23.02.08 tarihinin üzerinden neredeyse 1 yıl geçti. Olağan bir Premier Lig maçı oynanacaktı o gün St. Andrews'de. Birmingham City, Arsenal'i ağırlıyordu. Emanuel Adebayor'un partneri Eduardo da Silva'ydı. Arsenal'in 7.5 milyon Euro'ya Dinamo Zagreb'den renklerine bağladığı 25 yaşındaki "bitirici" forvet Eduardo da Silva uyum sorununu erken atlatmıştı. 31 maçta 12 gol 8 asist gibi etkileyici bir istatisteğe sahipti. Zorlu mücadelede daha 3 dakika geçmemişti ki "Birmingham Kasabı" Martin Taylor çıkageldi. Çok da gerekli olmayan sert bir müdahele ile Eduardo'nun ayağını kırdı, tabii buna kırmak denirse. Eduardo'nun ayağı görüp görülebilecek en kötü durumlardan birindeydi. Kemik kendini dışarı atmıştı resmen.
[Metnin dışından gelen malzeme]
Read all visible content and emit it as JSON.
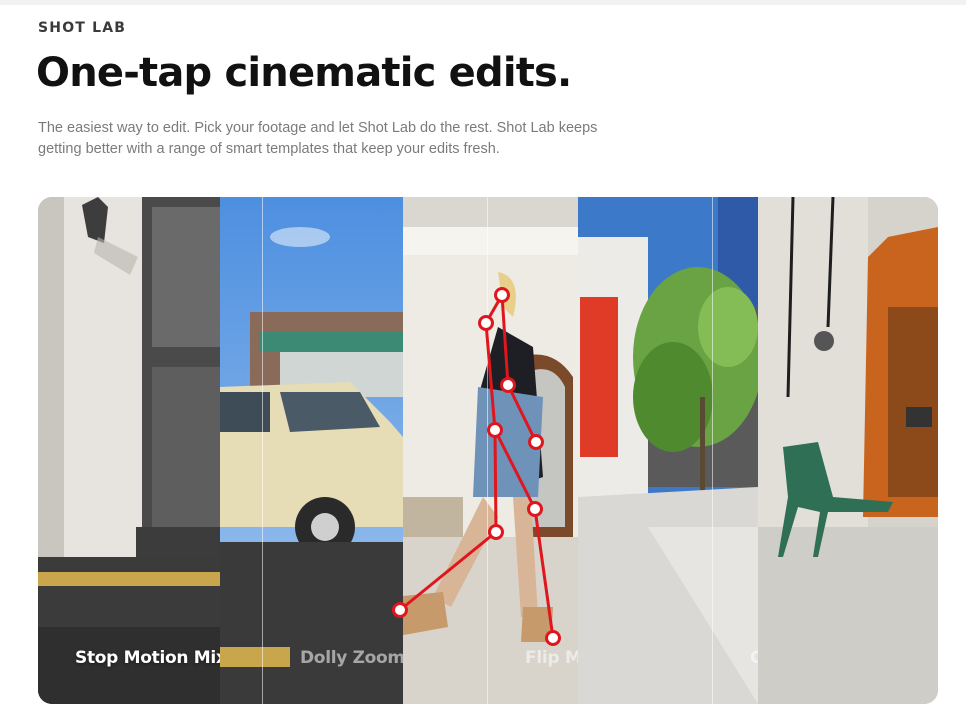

Eduardo'nun kendine gelmesi 1 yıl sürdü. Geçen hafta Hırvatistan formasıyla sahne alan Eduardo, Arsenal formasıyla bu sezonki ilk maçına da dün FA Cup mücadelesinde Cardiff City karşısında çıktı. Arsenal'in Cardiff'i 4-0 gibi net skorla geçtiği karşılaşmada 1 penaltı olmak üzere 2 gol Eduardo'dan geldi. Vela soldan ortayı açtığında Emirates ahalisini büyük bir heyecan kaplamıştı. Edu'nun kafası sonrası gelen goldeki sevinç görülmeye değerdi. 1 yıl önceki olayda Eduardo'nun yerine oyuna dahil olan Nicklas Bendtner bu sefer gol sevincini paylaşıyordu onun. İyi ki döndün be Dudu. Özlemişiz gollerini...

15 Şubat 2009

"Rudy Fernandez İspanya'dır", "One Minutes, Daha All-Star'a Gelmem."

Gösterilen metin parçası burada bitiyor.